I find this really hard to believe. I mean yes, I’ve set a few drinks on top of it. Sure, I spilled coffee on it one time but I wiped it up super fast. And yes, it may have fallen off the bed after I saw that video of the smoking baby in Indonesia (how bad-ass is that kid?!), but is that enough to destroy it? And make me feel useless and abandoned? Apparently so.
“We’ll get it fixed or buy a new one!” Jon said. “Right now, today! Or as soon as I get back from Orientation. Or you do it while I’m away!” I hemmed and hawed, maybe at the end of September, I suggested, a three paycheque month. “Is it money?
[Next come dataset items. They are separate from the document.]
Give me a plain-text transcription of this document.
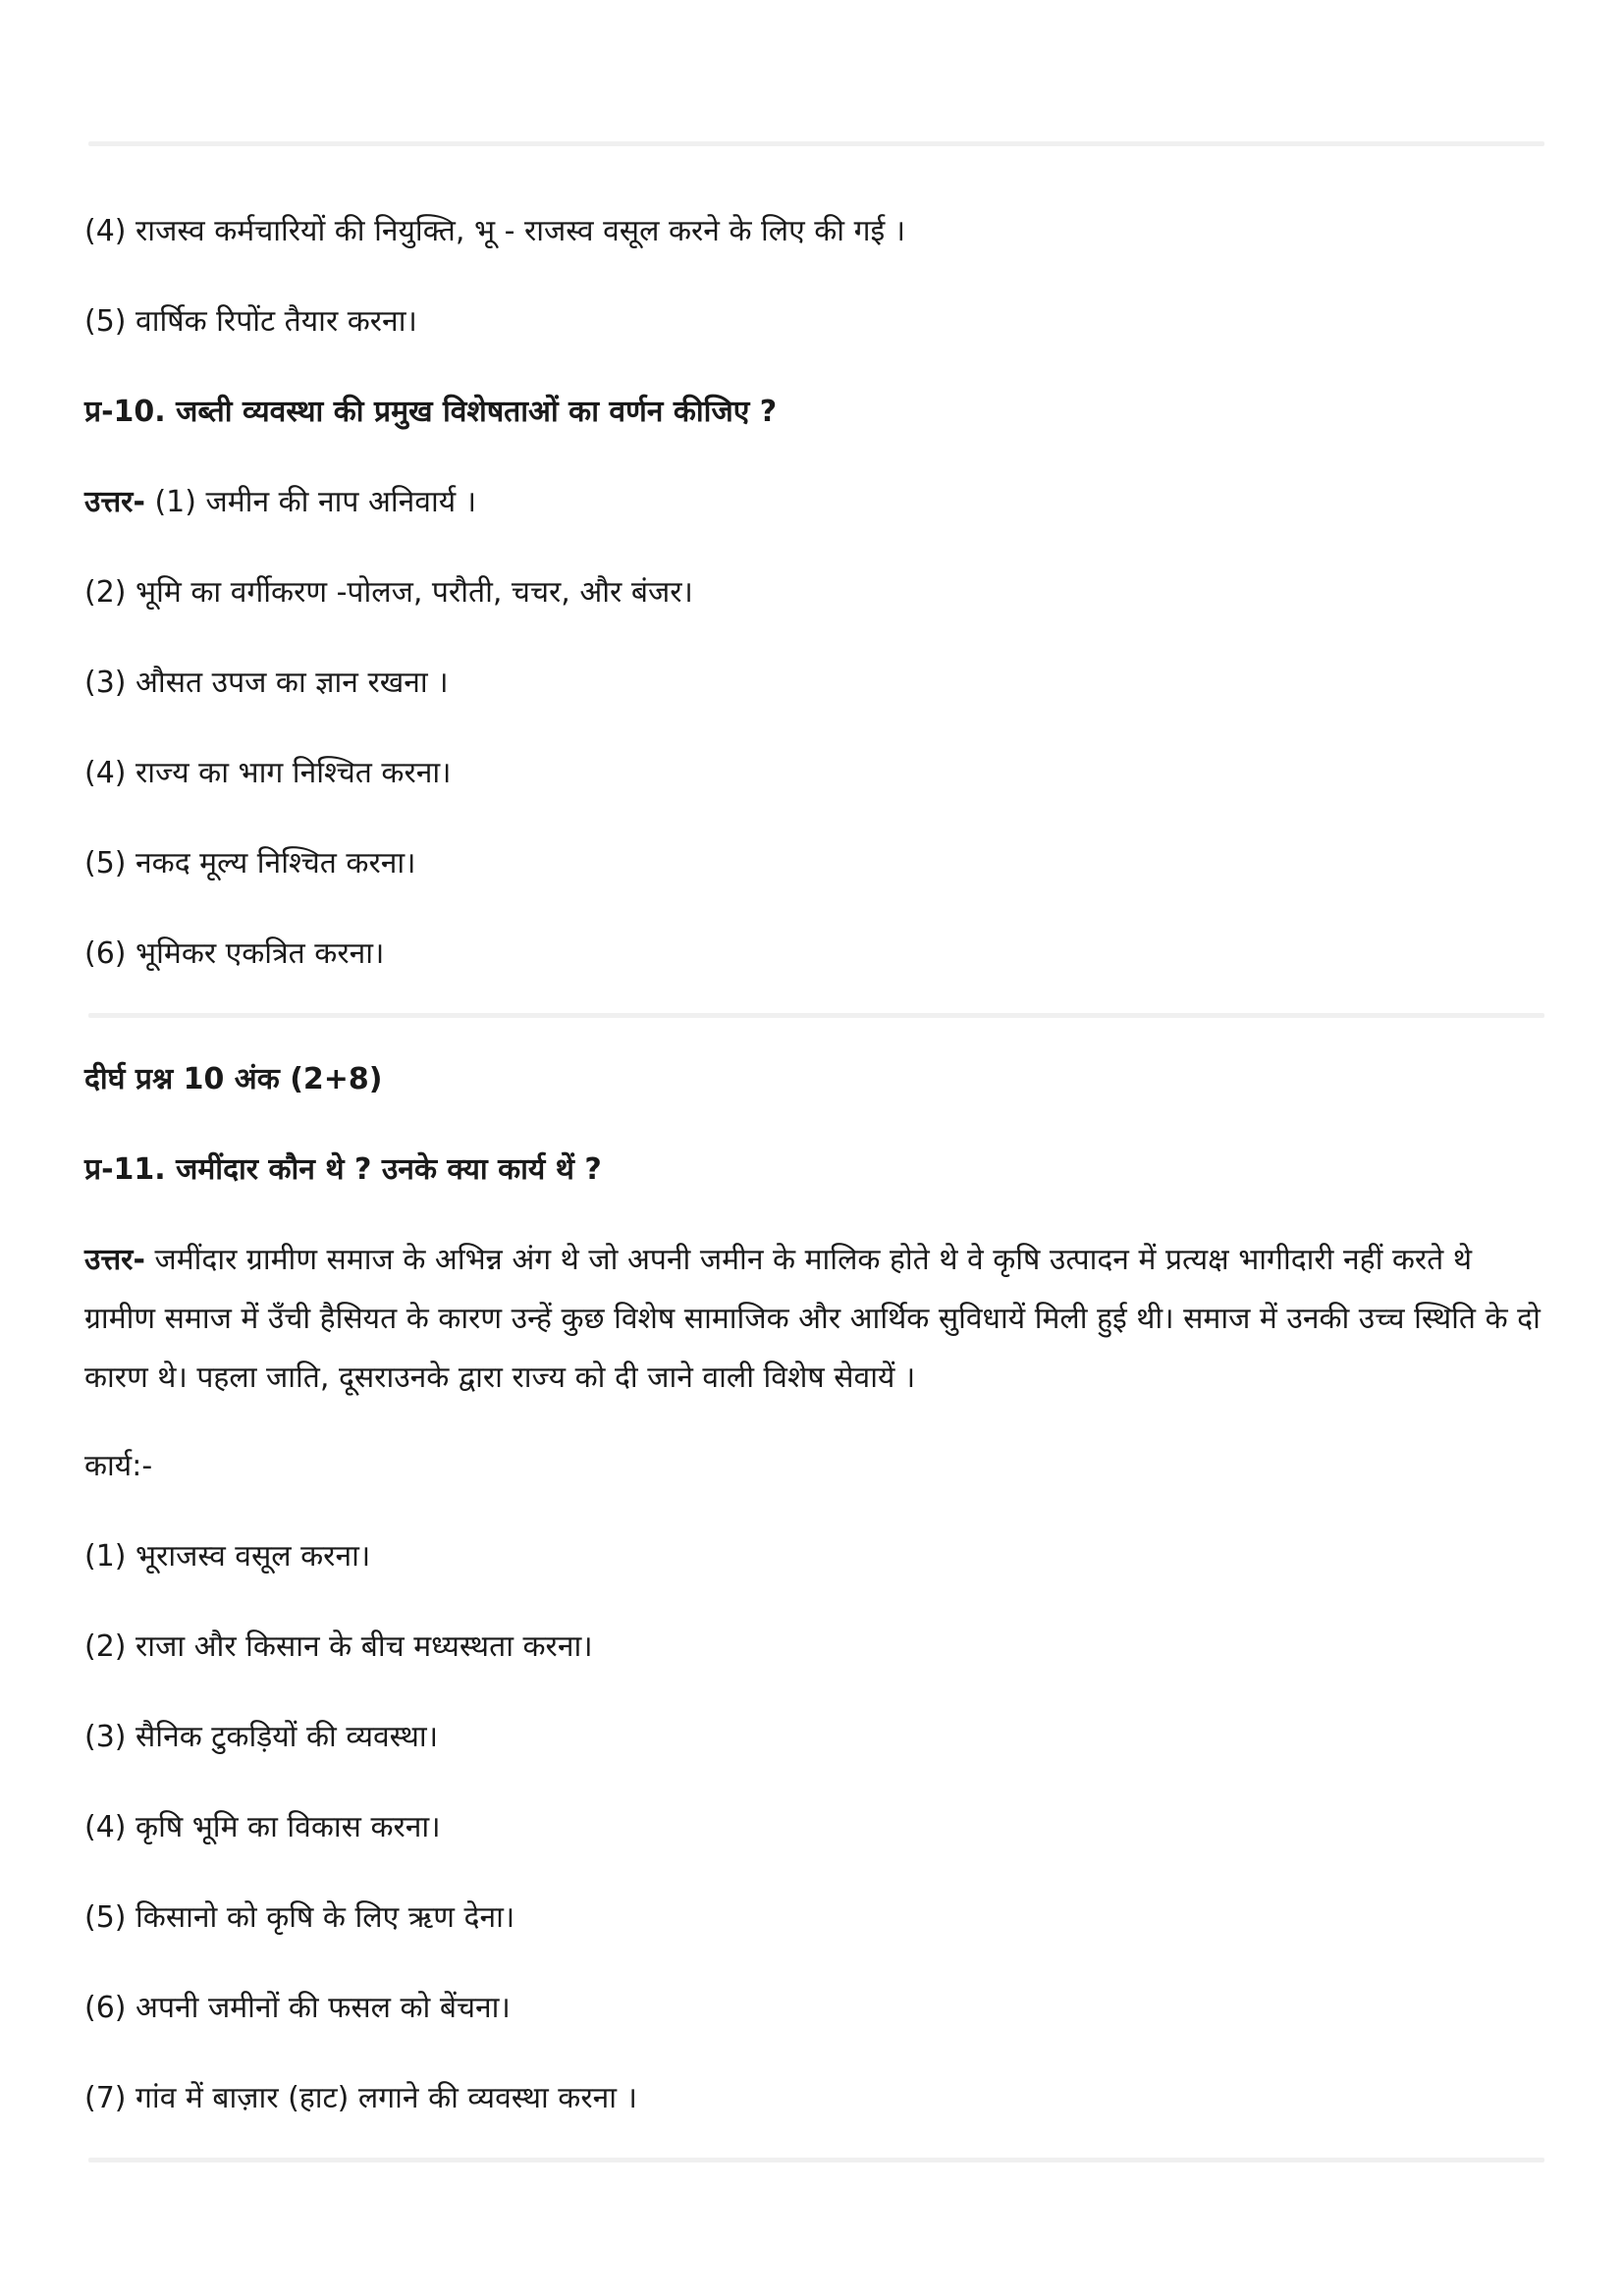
(4) राजस्व कर्मचारियों की नियुक्ति, भू - राजस्व वसूल करने के लिए की गई ।
(5) वार्षिक रिपोंट तैयार करना।
प्र-10. जब्ती व्यवस्था की प्रमुख विशेषताओं का वर्णन कीजिए ?
उत्तर- (1) जमीन की नाप अनिवार्य ।
(2) भूमि का वर्गीकरण -पोलज, परौती, चचर, और बंजर।
(3) औसत उपज का ज्ञान रखना ।
(4) राज्य का भाग निश्चित करना।
(5) नकद मूल्य निश्चित करना।
(6) भूमिकर एकत्रित करना।
दीर्घ प्रश्न 10 अंक (2+8)
प्र-11. जमींदार कौन थे ? उनके क्या कार्य थें ?
उत्तर- जमींदार ग्रामीण समाज के अभिन्न अंग थे जो अपनी जमीन के मालिक होते थे वे कृषि उत्पादन में प्रत्यक्ष भागीदारी नहीं करते थे ग्रामीण समाज में उँची हैसियत के कारण उन्हें कुछ विशेष सामाजिक और आर्थिक सुविधायें मिली हुई थी। समाज में उनकी उच्च स्थिति के दो कारण थे। पहला जाति, दूसराउनके द्वारा राज्य को दी जाने वाली विशेष सेवायें ।
कार्य:-
(1) भूराजस्व वसूल करना।
(2) राजा और किसान के बीच मध्यस्थता करना।
(3) सैनिक टुकड़ियों की व्यवस्था।
(4) कृषि भूमि का विकास करना।
(5) किसानो को कृषि के लिए ऋण देना।
(6) अपनी जमीनों की फसल को बेंचना।
(7) गांव में बाज़ार (हाट) लगाने की व्यवस्था करना ।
I’ll help you pay! Let me know how much it is, doesn’t matter, let’s get it fixed now!” Jon’s a generous guy, but worries more about money than I do, so I was really surprised at his offer, and not prepared to accept.
“What about your plays?” He countered, “What about your blog? This is the best thing you’ve got going! You’re just going to put that aside and wait for more cheques to clear from Blockbuster?” He drove it home. “You deserve better.”
He’s right. And as it turned out, I can easily afford the repairs this time. But it’s good to know he’ll be there next time, and that he treats the chance of the possibility of the maybe of my “career” as legitimately as I treat his. So I await repairs and blog on his computer while he watches The Bold and the Beautiful and smokes, and believes in me. As consolations go, there’s none better.